SA IP protection ostensibly covers newly registered medicines for 20 years. In reality, however, this period is greatly diminished because the patent period starts to run from the time the patent application is lodged. The registration processes are slow and, in order to ensure effective legal protection, companies have to register their patents prior to commencing clinical trials. The total time taken up by the slow registration process and the clinical trials can reduce the effective IP protection term by up to 5 and even 7 years in some cases, which considerably reduces the commercial value of the patent. Slow registration is not just a barrier to pharmaceutical investment; it is a barrier to patients getting new medicines. Many companies do not bother to register and sell their products in countries that provide inadequate protection, particularly if the products are also subject to price controls.

SA does not have a mechanism for extending the patent life of a pharmaceutical product whose effective patent term has been reduced by delays in the registration process. Other countries have overcome this problem by introducing what they call Supplementary Protection Certificates (“SPCs”). Falling in line with such standard practice regarding the effective patent life of pharmaceuticals would play a significant role in building investor confidence in the commitment of the SA government to pharmaceutical IP protection. It would also encourage the establishment of more research centres in the country, which would add much-needed skills development in this valuable manufacturing field.

Another problem that could deter investment in pharmaceutical R&D and even registration of some medicines in SA is that the Medicines and Related Substances Act does not provide for data protection during the process of registration. If competitors gain access to innovator company data during early filing and registration the rights of the company doing the filing could be seriously compromised.

Conditions in SA therefore do not compare well with other potential investment destinations for pharmaceutical R&D and production. Effective data protection standards will deliver de facto market exclusivity for the specific drug product or indication that is the subject of the clinical investigations. Such protection is important, not only for multinational companies but also for innovators in developing countries. And, especially in countries like SA that have a strong pool of scientific talent and a trove of indigenous knowledge.

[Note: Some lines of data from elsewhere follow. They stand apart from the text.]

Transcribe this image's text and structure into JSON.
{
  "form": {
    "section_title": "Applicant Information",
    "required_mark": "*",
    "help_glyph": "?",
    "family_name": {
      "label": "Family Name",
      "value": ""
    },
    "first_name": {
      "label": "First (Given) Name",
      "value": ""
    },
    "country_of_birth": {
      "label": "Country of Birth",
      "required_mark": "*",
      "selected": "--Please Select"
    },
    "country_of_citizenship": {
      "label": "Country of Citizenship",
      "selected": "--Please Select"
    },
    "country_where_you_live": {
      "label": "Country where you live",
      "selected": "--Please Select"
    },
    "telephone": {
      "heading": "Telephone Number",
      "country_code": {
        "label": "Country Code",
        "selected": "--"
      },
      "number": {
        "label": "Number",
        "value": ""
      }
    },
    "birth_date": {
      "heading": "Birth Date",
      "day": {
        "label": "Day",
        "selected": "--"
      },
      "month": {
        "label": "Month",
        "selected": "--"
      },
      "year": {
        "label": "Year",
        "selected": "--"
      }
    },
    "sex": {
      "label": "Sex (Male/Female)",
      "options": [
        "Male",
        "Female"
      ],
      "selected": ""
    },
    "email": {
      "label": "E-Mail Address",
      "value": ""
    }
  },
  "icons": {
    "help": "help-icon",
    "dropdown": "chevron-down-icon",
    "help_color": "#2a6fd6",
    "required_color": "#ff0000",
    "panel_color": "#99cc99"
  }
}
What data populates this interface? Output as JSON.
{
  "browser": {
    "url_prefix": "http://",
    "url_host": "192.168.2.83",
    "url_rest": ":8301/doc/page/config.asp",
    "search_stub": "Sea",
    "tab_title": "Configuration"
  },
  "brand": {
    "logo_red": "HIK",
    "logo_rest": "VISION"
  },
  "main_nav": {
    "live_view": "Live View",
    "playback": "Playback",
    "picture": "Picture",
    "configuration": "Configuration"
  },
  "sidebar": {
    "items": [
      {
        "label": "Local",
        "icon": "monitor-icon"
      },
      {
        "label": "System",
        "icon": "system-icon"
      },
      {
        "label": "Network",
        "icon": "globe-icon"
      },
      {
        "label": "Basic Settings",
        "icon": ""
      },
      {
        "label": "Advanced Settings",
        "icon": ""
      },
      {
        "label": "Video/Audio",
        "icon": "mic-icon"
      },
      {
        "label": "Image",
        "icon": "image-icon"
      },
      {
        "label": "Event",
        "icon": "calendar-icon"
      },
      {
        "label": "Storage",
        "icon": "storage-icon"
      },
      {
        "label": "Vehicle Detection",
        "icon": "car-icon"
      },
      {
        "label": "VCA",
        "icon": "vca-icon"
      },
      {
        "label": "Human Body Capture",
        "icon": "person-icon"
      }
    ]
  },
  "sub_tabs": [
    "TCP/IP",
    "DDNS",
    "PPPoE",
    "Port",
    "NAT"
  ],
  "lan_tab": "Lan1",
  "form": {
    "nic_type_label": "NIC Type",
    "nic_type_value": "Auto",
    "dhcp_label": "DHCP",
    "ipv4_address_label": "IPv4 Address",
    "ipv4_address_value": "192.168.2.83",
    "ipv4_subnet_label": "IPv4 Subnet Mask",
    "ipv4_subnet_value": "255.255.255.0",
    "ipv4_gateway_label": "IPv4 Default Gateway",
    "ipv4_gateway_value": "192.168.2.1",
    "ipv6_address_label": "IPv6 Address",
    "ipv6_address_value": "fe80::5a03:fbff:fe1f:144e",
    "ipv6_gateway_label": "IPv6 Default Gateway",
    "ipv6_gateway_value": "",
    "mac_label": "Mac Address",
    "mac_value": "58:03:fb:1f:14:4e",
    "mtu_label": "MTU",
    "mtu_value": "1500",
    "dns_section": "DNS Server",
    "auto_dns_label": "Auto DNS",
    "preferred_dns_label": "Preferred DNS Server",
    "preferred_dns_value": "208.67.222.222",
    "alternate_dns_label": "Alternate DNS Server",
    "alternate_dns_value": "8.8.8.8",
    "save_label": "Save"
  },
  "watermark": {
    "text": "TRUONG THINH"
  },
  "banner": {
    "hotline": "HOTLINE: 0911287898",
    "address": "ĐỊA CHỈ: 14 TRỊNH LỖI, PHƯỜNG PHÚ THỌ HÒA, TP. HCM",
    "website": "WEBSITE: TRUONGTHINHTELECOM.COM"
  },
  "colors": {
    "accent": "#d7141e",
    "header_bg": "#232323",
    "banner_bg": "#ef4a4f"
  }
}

It is the interrelatedness of patent life, registration of medicines and the data associated with these activities that makes the adoption of effective data protection necessary, especially for a country wishing to attract additional investment in this sector. The case for the introduction of SPCs and data protection is based in part on the SA constitutional requirement that public administration must be fair and equitable and also on the requirement that the administration should carry out the intentions of the legislature, which surely intended that patent protection should in fact be provided for the full period stipulated in the statute, not a lesser period determined by administrative tardiness or discretion.

A country that has robust patent protection for pharmaceutical products, effective patent law, data package protection and patent term restoration will be considered an attractive investment destination. Reforming patent law in SA will bring about a twofold benefit: firstly, a continual stream of new innovative products for currently unmet medical needs, and secondly, access to a similar stream of less expensive generic products over the longer term.

It is not for the comfort and benefit of investors that governments provide patent protection for pharmaceuticals, regulatory environments conducive to ease of doing business, and other conditions intended to make their countries attractive investment destinations: it is for the benefit of the country’s citizens. In the case of pharmaceuticals it is to improve access to medicines, jobs, skills, technology and all the other benefits that citizens can derive from the presence of a large and thriving pharmaceutical manufacturing industry.